Solved: ISE is still using user authentication for EAP Chaining

SMD28316 · ‎09-07-2021

I am using ISE with AnyConnect in a lab environment, I tried switching from user authentication to machine authentication by configuring the authorization role to use computers domains on the AD instead of users (EAP Chaining), now ISE is querying both methods as the logs suggest:

12209	Starting EAP chaining
12210	Received User Authorization PAC
12211	Received Machine Authorization PAC
12218	Selected identity type 'User' <= Why
	......
22037	Authentication Passed
12124	EAP-FAST inner method skipped
12219	Selected identity type 'Machine'
	.....
22037	Authentication Passed
12124	EAP-FAST inner method skipped
12964	Sent EAP Result TLV indicating success= s
12105	Prepared EAP-Request with another EAP= -FAST challenge
11006	Returned RADIUS Access-Challenge
11001	Received RADIUS Access-Request
11018	RADIUS is re-using an existing session
12104	Extracted EAP-Response containing EAP-FAST challenge-response
12106	EAP-FAST authentication phase finished successfully
11503	Prepared EAP-Success
15036	Evaluating Authorization Policy

Why is that? any configuration is missing on ISE or AnyConnect?

Mike.Cifelli · ‎09-07-2021

I tried switching from user authentication to machine authentication by configuring the authorization role to use computers domains on the AD instead of users (EAP Chaining)

Why is that? any configuration is missing on ISE or AnyConnect?

-I am under the assumption that ISE is still allowing the eap-fast protocol, and nothing changed on the supplicant side (AnyConnect). IMO your issue is that the client is still attempting to negotiate via eap-fast due to how your NAM profile is setup. My suggestion would be to use the NAM profile editor to tweak the configuration as you desire (comp only OR eap-fast). Note that there is a way to configure multiple "profiles (networks)" within the NAM editor. Personally for testing this would be optimal for your sake. In doing this you would get the ability to negotiate eap-tls for comp only and/or eap-fast for user/comp chaining. During your testing you would control the negotiation aspect from the client side via the NAM drop down (click one network profile versus the other). Lastly, yes, you will still need to setup and configure rad policies within ISE to support both protocols and onboarding workflows. HTH!

View solution in original post

Mike.Cifelli · ‎09-07-2021

I tried switching from user authentication to machine authentication by configuring the authorization role to use computers domains on the AD instead of users (EAP Chaining)

Why is that? any configuration is missing on ISE or AnyConnect?
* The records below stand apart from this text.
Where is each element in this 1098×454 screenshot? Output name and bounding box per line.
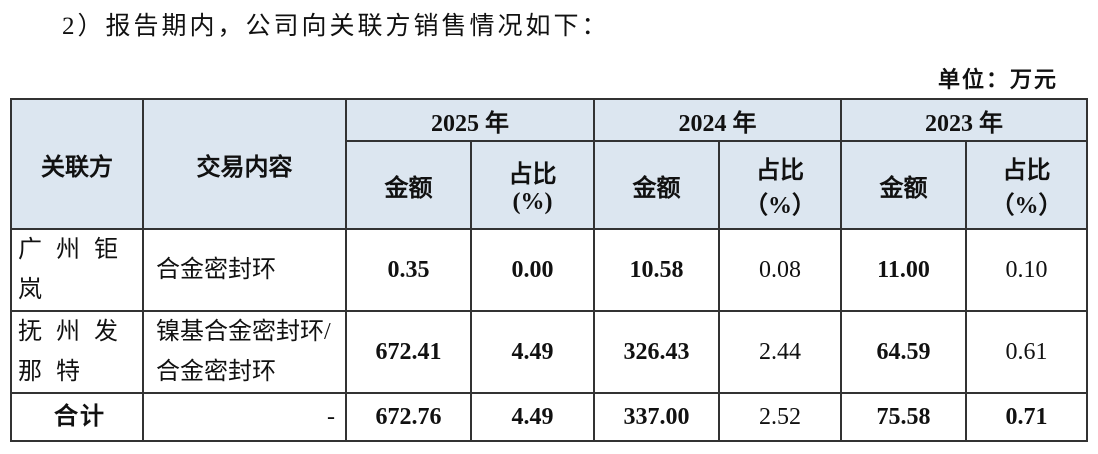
table-cell: 0.71 [965, 392, 1088, 442]
header-cell: 金额 [593, 140, 720, 230]
header-row: 关联方 交易内容 2025 年 2024 年 2023 年 [10, 98, 1088, 230]
table-cell: 广州钜岚 [10, 228, 144, 312]
table-cell: 326.43 [593, 310, 720, 394]
heading: 2）报告期内，公司向关联方销售情况如下： [62, 13, 610, 40]
header-cell: 交易内容 [142, 98, 347, 230]
table-cell: 2.52 [718, 392, 842, 442]
table-row: 抚州发那特 镍基合金密封环/合金密封环 672.41 4.49 326.43 2.44 64… [10, 310, 1088, 394]
header-cell: 关联方 [10, 98, 144, 230]
header-cell: 金额 [345, 140, 472, 230]
table-cell: 0.10 [965, 228, 1088, 312]
table-cell: 镍基合金密封环/合金密封环 [142, 310, 347, 394]
table-cell: 抚州发那特 [10, 310, 144, 394]
header-cell: 占比 （%） [718, 140, 842, 230]
table-cell: 4.49 [470, 310, 595, 394]
table-cell: 合计 [10, 392, 144, 442]
header-line: 占比 [1002, 158, 1051, 184]
year-header: 2025 年 [345, 98, 595, 142]
table-cell: 0.61 [965, 310, 1088, 394]
header-line: （%） [990, 193, 1063, 219]
table-cell: 0.00 [470, 228, 595, 312]
unit-label: 单位：万元 [937, 67, 1058, 92]
header-line: (%) [512, 189, 553, 215]
year-header: 2024 年 [593, 98, 842, 142]
table-cell: 64.59 [840, 310, 967, 394]
table-cell: 337.00 [593, 392, 720, 442]
table-cell: 0.08 [718, 228, 842, 312]
table-cell: 合金密封环 [142, 228, 347, 312]
table-cell: 672.76 [345, 392, 472, 442]
header-line: 占比 [756, 158, 804, 184]
table-cell: 672.41 [345, 310, 472, 394]
table-cell: 4.49 [470, 392, 595, 442]
year-header: 2023 年 [840, 98, 1088, 142]
table-cell: 11.00 [840, 228, 967, 312]
header-line: （%） [744, 193, 816, 219]
header-cell: 占比 (%) [470, 140, 595, 230]
header-row: 金额 占比 (%) 金额 占比 （%） 金额 占比 （%） [11, 140, 1088, 230]
table-cell: 75.58 [840, 392, 967, 442]
related-sales-table: 关联方 交易内容 2025 年 2024 年 2023 年金额 占比 (%) 金额 占比 （%）金… [10, 98, 1088, 442]
table-cell: - [142, 392, 347, 442]
table-cell: 2.44 [718, 310, 842, 394]
table-cell: 0.35 [345, 228, 472, 312]
table-cell: 10.58 [593, 228, 720, 312]
header-cell: 占比 （%） [965, 140, 1088, 230]
table-row: 合计 -672.76 4.49 337.00 2.52 75.58 0.71 [10, 392, 1088, 442]
table-row: 广州钜岚 合金密封环 0.35 0.00 10.58 0.08 11.00 0.10 [10, 228, 1088, 312]
header-cell: 金额 [840, 140, 967, 230]
header-line: 占比 [508, 162, 557, 188]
-I am under the assumption that ISE is still allowing the eap-fast protocol, and nothing changed on the supplicant side (AnyConnect). IMO your issue is that the client is still attempting to negotiate via eap-fast due to how your NAM profile is setup. My suggestion would be to use the NAM profile editor to tweak the configuration as you desire (comp only OR eap-fast). Note that there is a way to configure multiple "profiles (networks)" within the NAM editor. Personally for testing this would be optimal for your sake. In doing this you would get the ability to negotiate eap-tls for comp only and/or eap-fast for user/comp chaining. During your testing you would control the negotiation aspect from the client side via the NAM drop down (click one network profile versus the other). Lastly, yes, you will still need to setup and configure rad policies within ISE to support both protocols and onboarding workflows. HTH!